A preocupação reside no fato de que será preciso uma conscientização e, sobretudo, respeito à boa-fé objetiva. Aqueles que demonstram ainda pessimismo frente à nova lei devem ser questionados se estão cegos com a memória da experiência forense de grandes fraudes, que, infelizmente, assolam nossos tribunais. Eis o grande desafio: a recuperação só será efetiva se conseguirmos superar a insuportável mancha negra de pensamentos e atuações fraudulentas em processos concursais. Nervos de aço serão necessários…

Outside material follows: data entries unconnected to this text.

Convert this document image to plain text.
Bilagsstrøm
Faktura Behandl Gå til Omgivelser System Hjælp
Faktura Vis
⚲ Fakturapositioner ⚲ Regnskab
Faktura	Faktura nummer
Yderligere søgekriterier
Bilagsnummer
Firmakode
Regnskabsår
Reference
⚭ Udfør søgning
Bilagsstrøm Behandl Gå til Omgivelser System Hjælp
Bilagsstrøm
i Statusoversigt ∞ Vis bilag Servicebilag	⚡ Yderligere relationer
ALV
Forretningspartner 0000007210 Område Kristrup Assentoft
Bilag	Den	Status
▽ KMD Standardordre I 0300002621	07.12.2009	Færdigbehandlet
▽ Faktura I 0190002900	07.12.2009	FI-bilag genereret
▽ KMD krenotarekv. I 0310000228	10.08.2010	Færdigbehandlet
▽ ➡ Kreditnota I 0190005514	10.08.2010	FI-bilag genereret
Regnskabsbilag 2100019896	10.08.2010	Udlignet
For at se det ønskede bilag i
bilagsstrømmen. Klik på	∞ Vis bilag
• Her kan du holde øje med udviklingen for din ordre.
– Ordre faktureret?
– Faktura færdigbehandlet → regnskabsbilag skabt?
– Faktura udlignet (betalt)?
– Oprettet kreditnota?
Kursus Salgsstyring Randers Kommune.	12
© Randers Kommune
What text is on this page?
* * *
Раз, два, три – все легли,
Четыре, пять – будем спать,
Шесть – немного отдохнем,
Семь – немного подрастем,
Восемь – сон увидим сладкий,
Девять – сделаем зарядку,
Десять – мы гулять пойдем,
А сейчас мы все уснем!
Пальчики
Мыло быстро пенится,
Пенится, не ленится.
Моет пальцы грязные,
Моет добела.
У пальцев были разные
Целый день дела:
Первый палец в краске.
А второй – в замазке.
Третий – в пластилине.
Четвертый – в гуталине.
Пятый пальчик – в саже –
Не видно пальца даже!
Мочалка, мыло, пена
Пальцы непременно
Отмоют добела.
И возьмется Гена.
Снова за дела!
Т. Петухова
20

[2] Art. 47 – A recuperação judicial tem por objetivo viabilizar a superação da situação de crise econômico-financeira do devedor, a fim de permitir a manutenção da fonte produtora, do emprego dos trabalhadores e dos interesses dos credores, promovendo, assim, a preservação da empresa, sua função social e o estímulo à atividade econômica.

[3] Nos dizeres de Manoel Justino Bezerra Filho “tal tentativa de recuperação prende-se ao valor social da empresa em funcionamento, que deve ser preservado não só pelo incremento da produção como principalmente pela manutenção do emprego, elemento de paz social” (Lei de Recuperação de Empresas e Falências Comentada. São Paulo: Revista dos Tribunais. 5. Ed. p. 142)

[4] Sobre a argumentação no Direito Comparado em relação à atuação do Ministério Público, remetemos o leitor ao posicionamento do jurista português Henrique Vaz Duarte, em sua obra “Questões sobre Recuperação de Empresas”. Coimbra: Almeida.

[5] Com intuito de aprofundamento específico neste tema, foi elaborado o livro: “Os órgãos de Administração na Recuperação Judicial”, recém-lançado pela Editora Cartolina. . O trabalho é fruto de pesquisas acadêmicas buscando trazer esclarecimentos aos profissionais e ampliar a perspectiva da efetividade da Lei 11.101/05. O trabalho aborda de forma isolada a atuação específica de cada órgão. Para melhor compreensão do tema, a primeira parte volta-se para a importância, dentro do ordenamento jurídico vigente, da instauração e da preocupação de se zelar pela permanência das atividades empresárias, destacando-se os meios legais recuperatórios e fazendo uma comparação dos antigos institutos, como a concordata, até a atual previsão da Recuperação Judicial. Em seguida, passa-se à análise geral do procedimento da Recuperação Judicial conforme estabelecido na Lei 11.101/05, enfatizando seus principais pontos, que serão mais adiante analisados dentro das funções especificas de cada órgão. Na terceira parte é estudado separadamente cada órgão de administração previsto na lei, destacando-se suas funções, seus deveres, suas atribuições e outros temas relacionados, nos quais têm se debruçado distintos pensamentos doutrinários e interpretações jurisprudenciais.